Thousands of Michael Jackson fans who bought tickets to the performer's last concert have told the promoter that they would prefer to forego the $125 refund -- and keep the ticket.
The promoter, AEG Live, said on Monday that they would begin refunds on July 1 of the 750,000 tickets that were sold for Jackson’s planned 50-date concert tour in London’s 02 stadium.
But when asked, the promoter acknowledged that some large segment of fans would probably choose not to take the refund.
“We have also heard that thousands of fans who would like to keep the tickets they were to receive as a keepsake,” said a spokesman for AEG Live when asked about the issue. “We are happy to provide the opportunity for those fans to acquire their actual show ticket in lieu of receiving the refund."

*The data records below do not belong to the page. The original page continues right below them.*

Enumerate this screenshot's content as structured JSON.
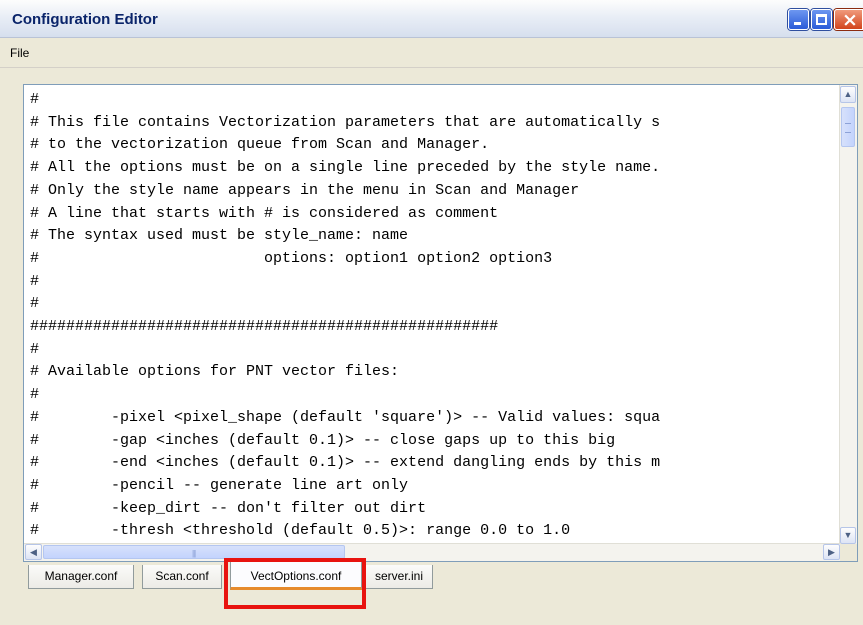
{
  "window": {
    "title": "Configuration Editor",
    "controls": {
      "minimize_icon": "minimize-icon",
      "maximize_icon": "maximize-icon",
      "close_icon": "close-icon"
    }
  },
  "menu": {
    "file_label": "File"
  },
  "editor": {
    "content": "#\n# This file contains Vectorization parameters that are automatically s\n# to the vectorization queue from Scan and Manager.\n# All the options must be on a single line preceded by the style name.\n# Only the style name appears in the menu in Scan and Manager\n# A line that starts with # is considered as comment\n# The syntax used must be style_name: name\n#                         options: option1 option2 option3\n#\n#\n####################################################\n#\n# Available options for PNT vector files:\n#\n#        -pixel <pixel_shape (default 'square')> -- Valid values: squa\n#        -gap <inches (default 0.1)> -- close gaps up to this big\n#        -end <inches (default 0.1)> -- extend dangling ends by this m\n#        -pencil -- generate line art only\n#        -keep_dirt -- don't filter out dirt\n#        -thresh <threshold (default 0.5)>: range 0.0 to 1.0",
    "scroll_up_glyph": "▲",
    "scroll_down_glyph": "▼",
    "scroll_left_glyph": "◀",
    "scroll_right_glyph": "▶",
    "h_grip_glyph": "|||"
  },
  "tabs": [
    {
      "label": "Manager.conf",
      "active": false
    },
    {
      "label": "Scan.conf",
      "active": false
    },
    {
      "label": "VectOptions.conf",
      "active": true
    },
    {
      "label": "server.ini",
      "active": false
    }
  ],
  "colors": {
    "title_text": "#0a246a",
    "active_tab_underline": "#e68b2c",
    "highlight_box": "#e8130f"
  }
}
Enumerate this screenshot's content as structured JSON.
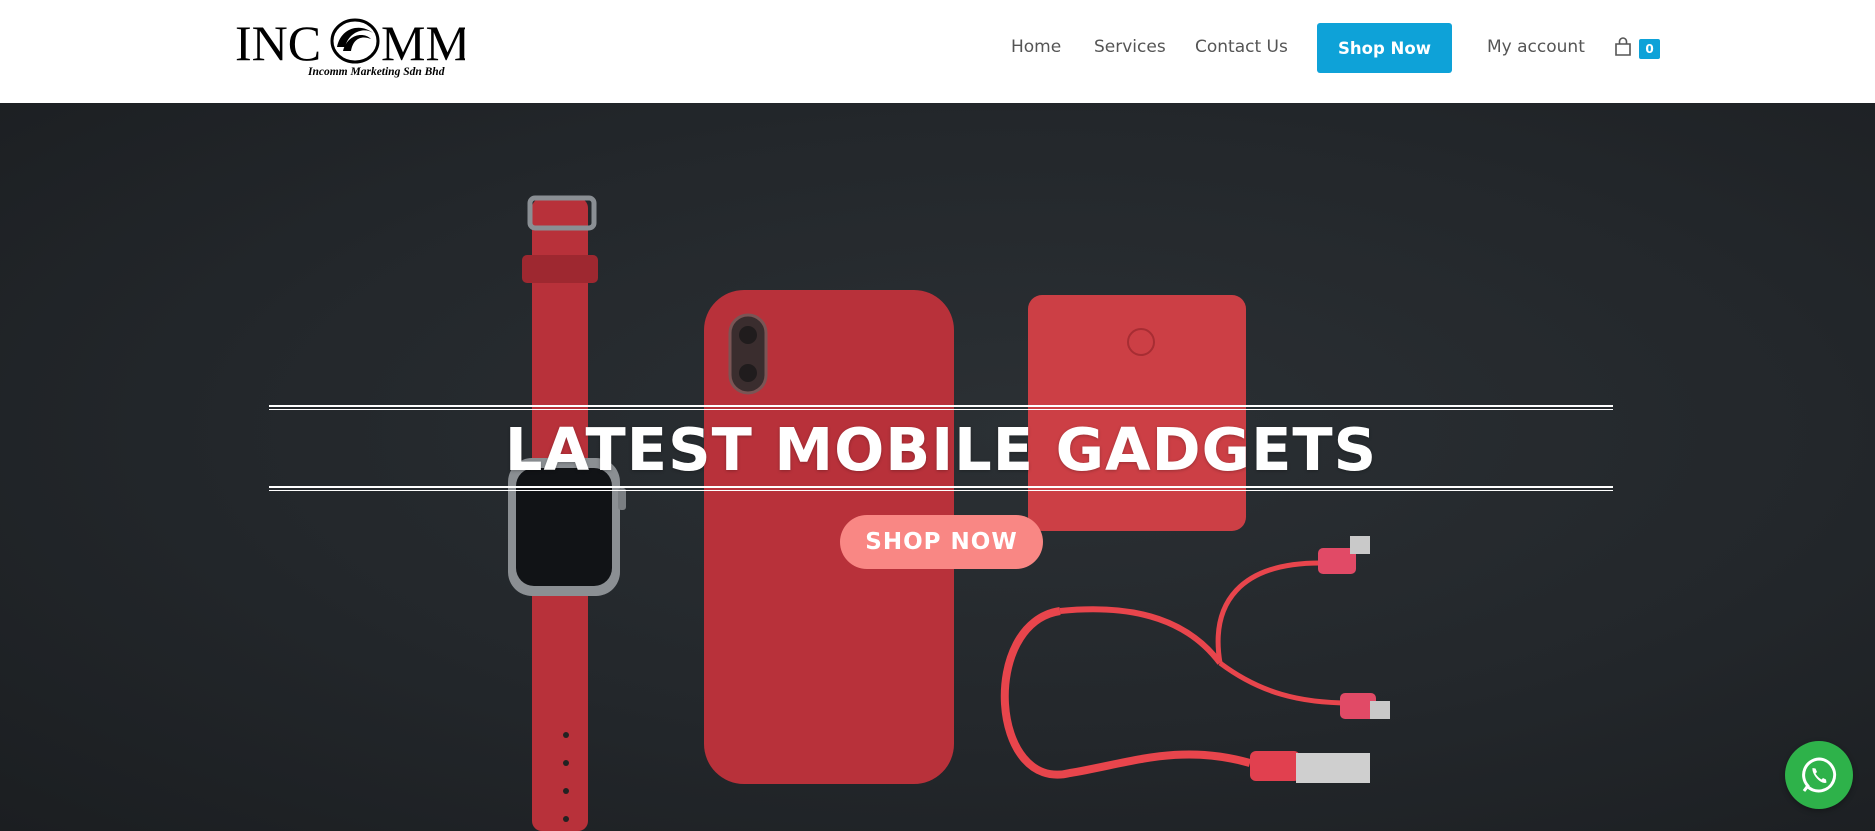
{
  "brand": {
    "logo_text": "INCOMM",
    "logo_subtitle": "Incomm Marketing Sdn Bhd"
  },
  "nav": {
    "home": "Home",
    "services": "Services",
    "contact": "Contact Us",
    "shop_now": "Shop Now",
    "account": "My account",
    "cart_count": "0",
    "cart_icon": "shopping-bag-icon"
  },
  "hero": {
    "title": "LATEST MOBILE GADGETS",
    "cta": "SHOP NOW",
    "image": "red-watch-phone-case-powerbank-cable-photo"
  },
  "floating": {
    "whatsapp_icon": "whatsapp-icon"
  },
  "colors": {
    "accent": "#0ea2d8",
    "cta": "#f98784",
    "whatsapp": "#2eb24a"
  }
}
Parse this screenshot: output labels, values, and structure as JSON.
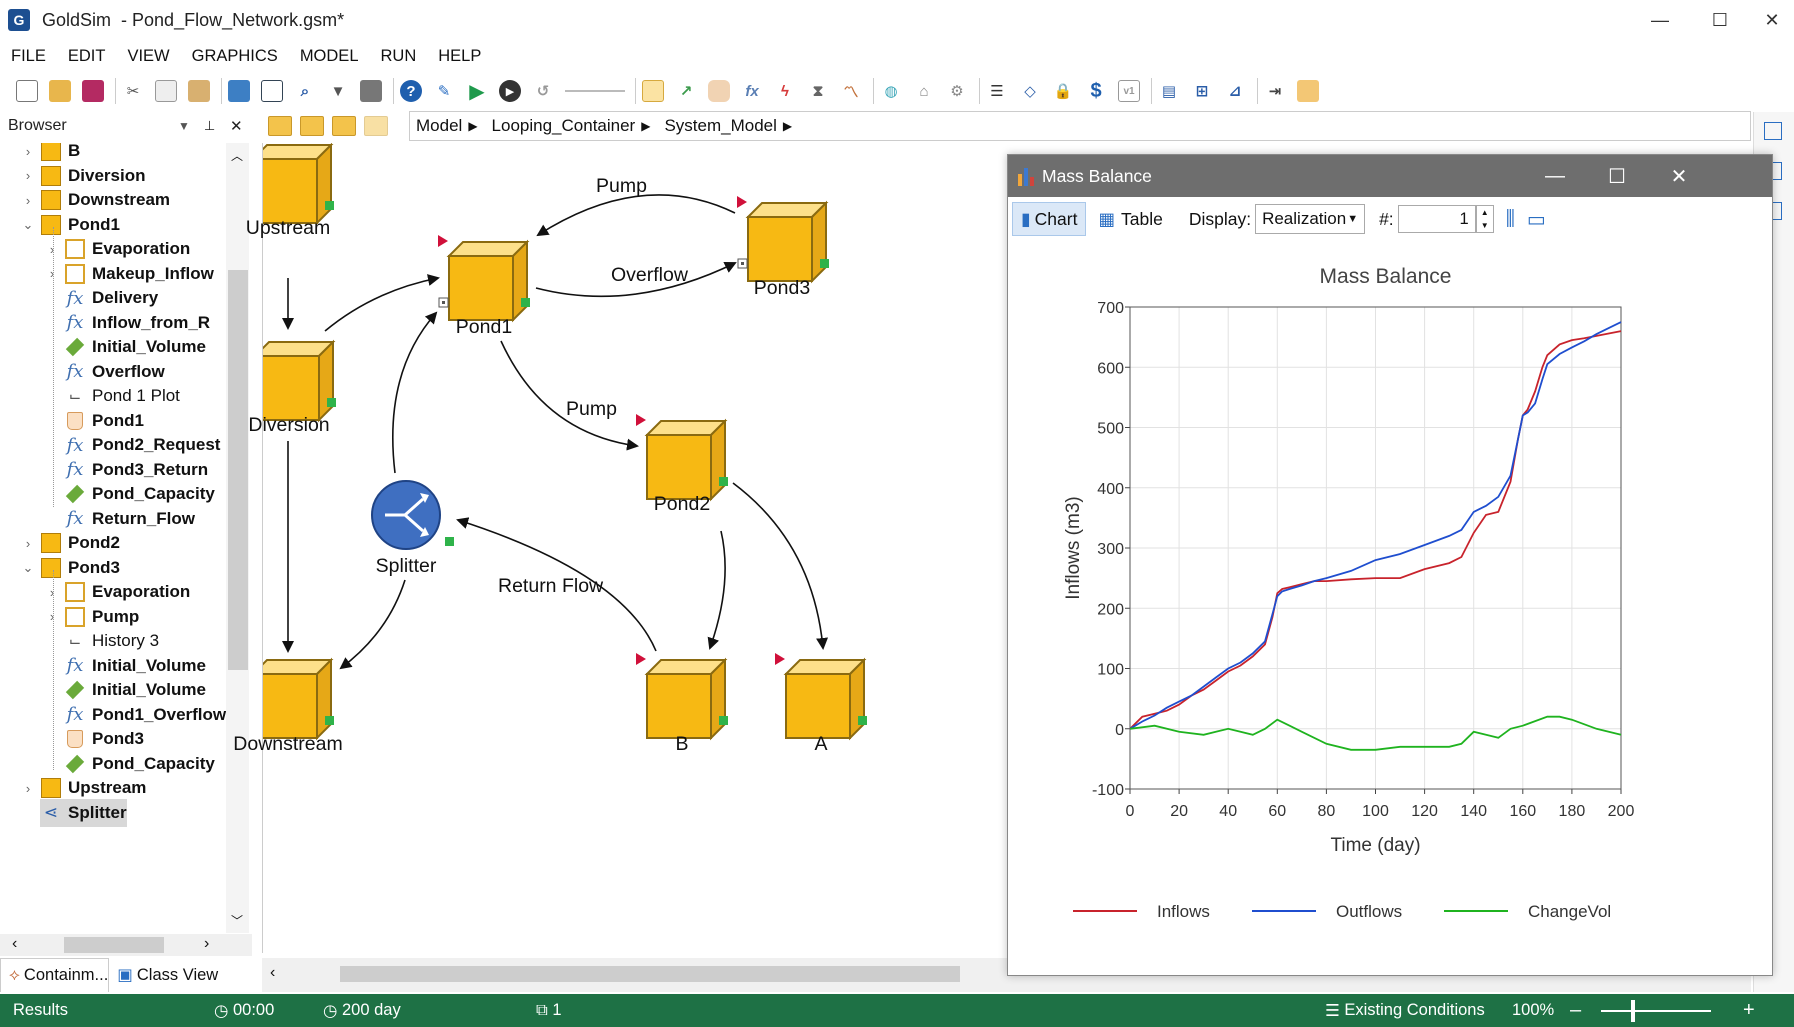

This means that reports that AEG Live would take a huge financial hit -- reported to be an $85 million loss -- from the cancellation of Jackson’s concert are unlikely to come to pass.
Instead, the unrefunded cash would serve to reimburse the promoter for the millions of dollars it invested in the concert. Individuals involved with the tour estimated the cost at between $10 and $20 million.
Beyond that, any remaining revenues would be shared with the estate of Michael Jackson, as per the terms of the tour contract, according to the spokesman.
The AEG spokesman said that the “vast majority” of remaining revenue would revert to Jackson’s estate.
At a price of $125 (75 pounds) per ticket for most sales (a smaller number were part of higher-priced VIP packages), the sales would appear to total close to $100 million.
That would mean a bonanza of $50 million for a concert that never happened.
In addition, TheWrap has reported that AEG Live recorded high quality audio and video of Jackson’s last rehearsal at Staples Center last Wednesday night, just hours before the performer died of cardiac arrest. According to those familiar with the recording, it would be releasable both as a CD, DVD and Blu- and high-definition DVD.
If AEG were to do so, then it would end up making a tremendous cash windfall from the tragic situation. Jackson’s estate would also find itself with a huge financial gain.
As for the tickets to the O2 concert, ironically, Jackson had intended them to be a souvenir, designing it himself as a keepsake. The ticket is a high-tech, heavy plastic rectangle with a holographic image on it.
It is still unknown how many fans will choose to forego the ticket refund for the chance to keep the ticket itself, but some in the ticket-selling community suggested it might be as high as 50 percent.
“It would be like having the original ticket to the concert on the night before Buddy Holly crashed, or the last show before Elvis Presley died,” said one ticket-seller who declined to be identified. “Who’s not going to want to keep that?”